On Sunday night television, Nixon presented his New Economic Policy, a cynical plan that helped his political prospects at substantial cost to the long-term economy. He immediately closed the gold window, ending the convertibility of dollars to gold. He imposed temporary wage and price controls. He asked Congress for a tax credit that was frontloaded for maximum impact pre-election, even as he slapped a surcharge on imports.

Many of the minds at Camp David, and at other advice sessions, opposed components of the plan. Shultz, then director of the Office of Management and Budget, fought the wage and price controls.
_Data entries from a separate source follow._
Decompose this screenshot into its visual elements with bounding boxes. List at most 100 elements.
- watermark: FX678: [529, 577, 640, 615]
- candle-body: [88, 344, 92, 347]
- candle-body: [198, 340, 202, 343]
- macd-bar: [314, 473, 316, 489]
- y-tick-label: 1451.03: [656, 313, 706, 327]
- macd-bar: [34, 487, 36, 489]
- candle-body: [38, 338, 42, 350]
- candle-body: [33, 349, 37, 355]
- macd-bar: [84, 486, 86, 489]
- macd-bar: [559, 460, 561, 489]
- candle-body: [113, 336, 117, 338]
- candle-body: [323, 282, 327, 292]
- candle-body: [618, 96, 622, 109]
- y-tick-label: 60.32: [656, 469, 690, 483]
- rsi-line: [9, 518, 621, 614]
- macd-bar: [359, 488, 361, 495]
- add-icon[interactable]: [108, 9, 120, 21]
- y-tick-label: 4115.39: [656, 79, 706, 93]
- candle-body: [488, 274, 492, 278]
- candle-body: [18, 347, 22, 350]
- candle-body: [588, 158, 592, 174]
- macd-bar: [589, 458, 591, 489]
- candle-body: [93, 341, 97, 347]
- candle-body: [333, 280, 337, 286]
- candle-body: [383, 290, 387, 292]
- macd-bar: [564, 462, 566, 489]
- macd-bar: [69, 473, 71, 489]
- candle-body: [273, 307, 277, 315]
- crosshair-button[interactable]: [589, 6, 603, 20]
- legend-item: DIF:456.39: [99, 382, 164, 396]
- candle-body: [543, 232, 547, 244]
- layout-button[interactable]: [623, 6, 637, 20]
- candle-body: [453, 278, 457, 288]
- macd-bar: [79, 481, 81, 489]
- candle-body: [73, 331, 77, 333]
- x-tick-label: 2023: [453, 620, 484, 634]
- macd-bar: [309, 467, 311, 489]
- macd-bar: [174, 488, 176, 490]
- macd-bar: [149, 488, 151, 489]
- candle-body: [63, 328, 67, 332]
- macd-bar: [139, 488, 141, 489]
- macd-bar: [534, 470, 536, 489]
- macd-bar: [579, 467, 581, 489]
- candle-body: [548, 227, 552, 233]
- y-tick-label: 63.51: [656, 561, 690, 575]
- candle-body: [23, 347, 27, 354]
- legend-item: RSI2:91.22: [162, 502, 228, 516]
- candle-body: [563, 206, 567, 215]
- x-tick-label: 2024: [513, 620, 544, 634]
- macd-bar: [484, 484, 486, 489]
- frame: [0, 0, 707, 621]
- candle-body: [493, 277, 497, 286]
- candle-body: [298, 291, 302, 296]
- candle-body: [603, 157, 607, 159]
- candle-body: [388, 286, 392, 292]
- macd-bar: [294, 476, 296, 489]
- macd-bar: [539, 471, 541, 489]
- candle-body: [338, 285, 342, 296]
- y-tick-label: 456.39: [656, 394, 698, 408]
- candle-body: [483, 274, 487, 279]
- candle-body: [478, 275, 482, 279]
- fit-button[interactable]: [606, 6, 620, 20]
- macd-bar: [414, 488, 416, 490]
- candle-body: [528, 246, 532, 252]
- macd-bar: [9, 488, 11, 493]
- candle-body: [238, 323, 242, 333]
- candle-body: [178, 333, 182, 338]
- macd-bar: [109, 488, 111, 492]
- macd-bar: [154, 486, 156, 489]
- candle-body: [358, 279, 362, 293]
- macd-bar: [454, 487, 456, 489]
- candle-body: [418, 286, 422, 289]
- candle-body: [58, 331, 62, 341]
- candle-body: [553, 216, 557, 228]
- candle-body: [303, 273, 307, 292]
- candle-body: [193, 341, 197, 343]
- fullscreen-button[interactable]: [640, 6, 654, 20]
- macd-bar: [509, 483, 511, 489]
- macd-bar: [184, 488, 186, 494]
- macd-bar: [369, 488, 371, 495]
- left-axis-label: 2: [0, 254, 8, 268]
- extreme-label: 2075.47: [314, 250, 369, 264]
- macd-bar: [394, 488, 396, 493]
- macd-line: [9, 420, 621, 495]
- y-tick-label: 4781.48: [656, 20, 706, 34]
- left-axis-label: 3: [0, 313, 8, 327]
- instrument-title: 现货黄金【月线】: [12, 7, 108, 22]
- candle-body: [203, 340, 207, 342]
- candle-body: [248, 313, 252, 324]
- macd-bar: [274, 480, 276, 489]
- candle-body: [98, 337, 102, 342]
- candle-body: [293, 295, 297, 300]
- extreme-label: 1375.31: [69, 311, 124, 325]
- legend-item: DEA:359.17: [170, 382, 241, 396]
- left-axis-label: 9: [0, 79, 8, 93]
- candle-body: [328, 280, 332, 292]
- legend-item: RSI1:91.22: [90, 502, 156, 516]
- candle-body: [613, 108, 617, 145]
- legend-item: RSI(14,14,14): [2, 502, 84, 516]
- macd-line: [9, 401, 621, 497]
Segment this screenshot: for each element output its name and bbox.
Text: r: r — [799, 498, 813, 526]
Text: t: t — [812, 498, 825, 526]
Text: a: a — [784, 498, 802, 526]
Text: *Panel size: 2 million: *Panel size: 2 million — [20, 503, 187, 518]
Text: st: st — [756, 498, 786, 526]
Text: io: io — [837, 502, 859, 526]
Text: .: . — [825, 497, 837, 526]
But the economists eventually went along, telling themselves that concessions were the price of being policy makers.

“Ideologically, you should fall on your sword, but existentially it’s great,” Ben Stein, the son of Herb, told his father.

The short-term results of the New Economic Policy were as splendid as hoped. The Consumer Price Index, now manacled, dutifully declined to 1.7 percent from 4.1 percent the preceding year. Unemployment didn’t rise.

By July 1972, four months before voters would choose between Nixon and Democrat George McGovern, Stein, then chairman of the Council of Economic Advisers, held a press conference at which he claimed second-quarter data was “the best combination of economic numbers to be released on one day in all of history, or at least the Christian era.” (Reporters politely protected him by editing this down to “the best results in a decade.”) Gross domestic product for 1972 grew more than 5 percent. McGovern didn’t stand a chance.

But the long-term outcome, as Stein, an admirably honest thinker, later noted, was abominable. In the post-Nixon years, unemployment started rising again. International markets recognized that without the threat of gold withdrawals to keep officials’ spending in check, the Federal Reserve, Congress and the Treasury might inflate with impunity.

Inflation therefore also accelerated, as Stein noted regretfully in his memoir, “Presidential Economics.” The combination of inflation and unemployment was something so novel that Americans created a new word to describe it: stagflation. The homebuyer paid for the euphoria of Camp David with the worst mortgage interest rates in the history of Christianity, or at least the postwar period: more than 18 percent in 1981.

Amity Shlaes: What not to do in an economic crisis, the Orange County Register, August 8th, 2011.